Apologies in advance if this has all been covered in earlier posts. I am assembling a Hadron from an RRD kit, which BTW was very well packaged and seems like a good value. We'll know for sure when the electronics set up and it's running.
My biggest concern right now is the tolerances tuning of the v-wheels and bearings. It is pretty well impossible to get all the lateral play (wiggle) out of a wheel mounted on a standoff without causing the bearing to bind. This is true for both the fixed wheels on nylon spacers, or the adjustable wheels on the steel eccentrics.
My guess is the problem is that the internal web machined into the v-wheels is a bit thicker than the internal spacer washers. When you tighten the screws enough to clamp the assembly rigidly to a carriage plate, you end up pressing the opposing inner races together and axially loading the bearings. Replacing the nylon bushings with steel will make the assembly stiffer laterally, but it won't eliminate the binding. And bearing friction can't be good unless it's needed as a poor man's dampener, right? Any thoughts?
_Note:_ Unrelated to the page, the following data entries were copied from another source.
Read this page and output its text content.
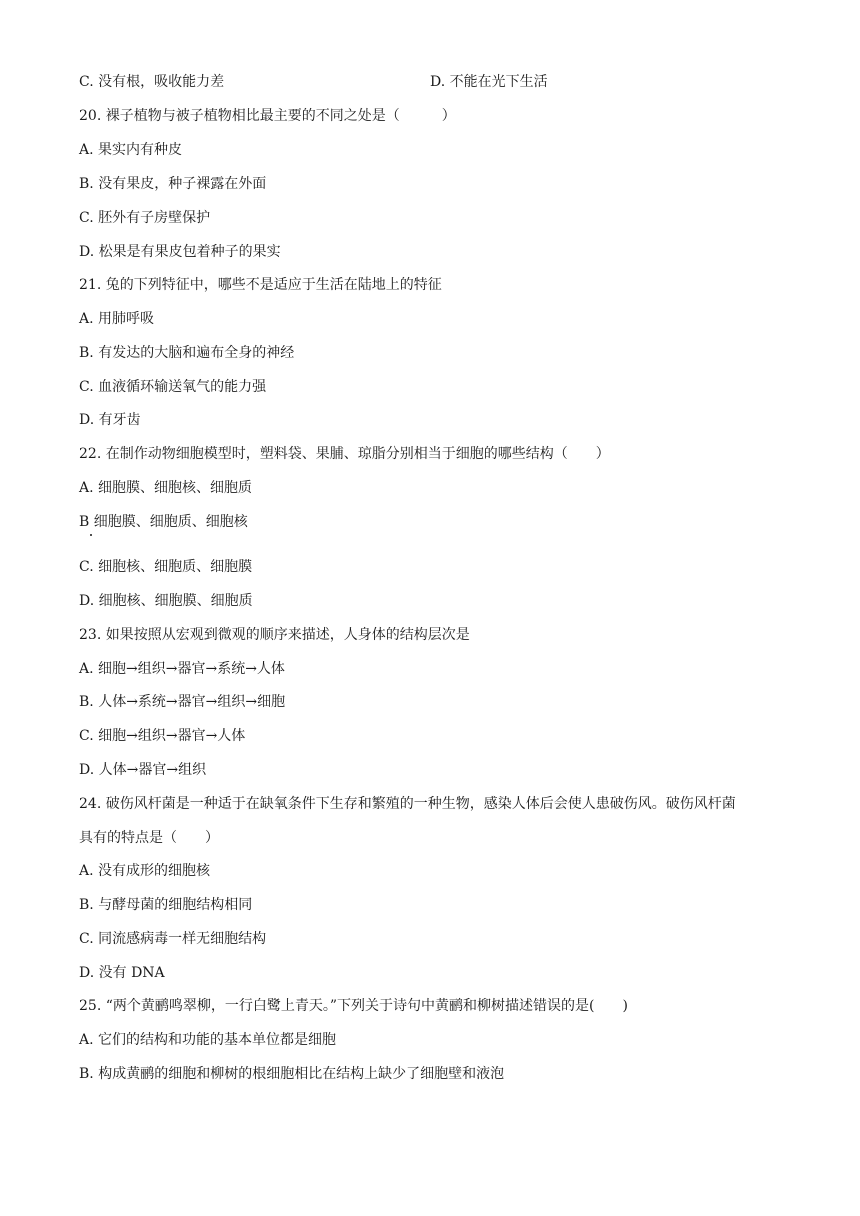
C. 没有根，吸收能力差	D. 不能在光下生活
20. 裸子植物与被子植物相比最主要的不同之处是（　　　）
A. 果实内有种皮
B. 没有果皮，种子裸露在外面
C. 胚外有子房壁保护
D. 松果是有果皮包着种子的果实
21. 兔的下列特征中，哪些不是适应于生活在陆地上的特征
A. 用肺呼吸
B. 有发达的大脑和遍布全身的神经
C. 血液循环输送氧气的能力强
D. 有牙齿
22. 在制作动物细胞模型时，塑料袋、果脯、琼脂分别相当于细胞的哪些结构（　　）
A. 细胞膜、细胞核、细胞质
B 细胞膜、细胞质、细胞核
C. 细胞核、细胞质、细胞膜
D. 细胞核、细胞膜、细胞质
23. 如果按照从宏观到微观的顺序来描述，人身体的结构层次是
A. 细胞→组织→器官→系统→人体
B. 人体→系统→器官→组织→细胞
C. 细胞→组织→器官→人体
D. 人体→器官→组织
24. 破伤风杆菌是一种适于在缺氧条件下生存和繁殖的一种生物，感染人体后会使人患破伤风。破伤风杆菌
具有的特点是（　　）
A. 没有成形的细胞核
B. 与酵母菌的细胞结构相同
C. 同流感病毒一样无细胞结构
D. 没有 DNA
25. “两个黄鹂鸣翠柳，一行白鹭上青天。”下列关于诗句中黄鹂和柳树描述错误的是(　　)
A. 它们的结构和功能的基本单位都是细胞
B. 构成黄鹂的细胞和柳树的根细胞相比在结构上缺少了细胞壁和液泡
I also found assembling the x-axis gantry per the Wicki to not work so well. Setting the 2 carriage plates on a surface plate and pressing the extrusion down flat to insure parallelism did not result in a gantry that remained parallel to the bottom rail of the machine frame. It was a bit high on the non-motor end. And I was very careful in tuning each gantry carriage to the Makerslide and insuring the machine frame was dead square. My solution was to set up the right and left carriages for the gantry to roll smoothly and without play on the Makerslide. I then attached the carriages firmly to the gantry Makerslide and set it on a pair of machinist parallels that are equal length. Tighten each carriage completely after this and check that it rolls smoothly without binding. Voila - dead parallel to both the main frame and to the Y carriage.
Now onto revising the leadscrews. The 8mm screws are slightly bowed. Even with the screw ends and flex couplers concentric with the motor shaft and Z-nuts, the thing binds horribly. Way more load than I want to subject those steppers to. Plenty of documented fixes for that.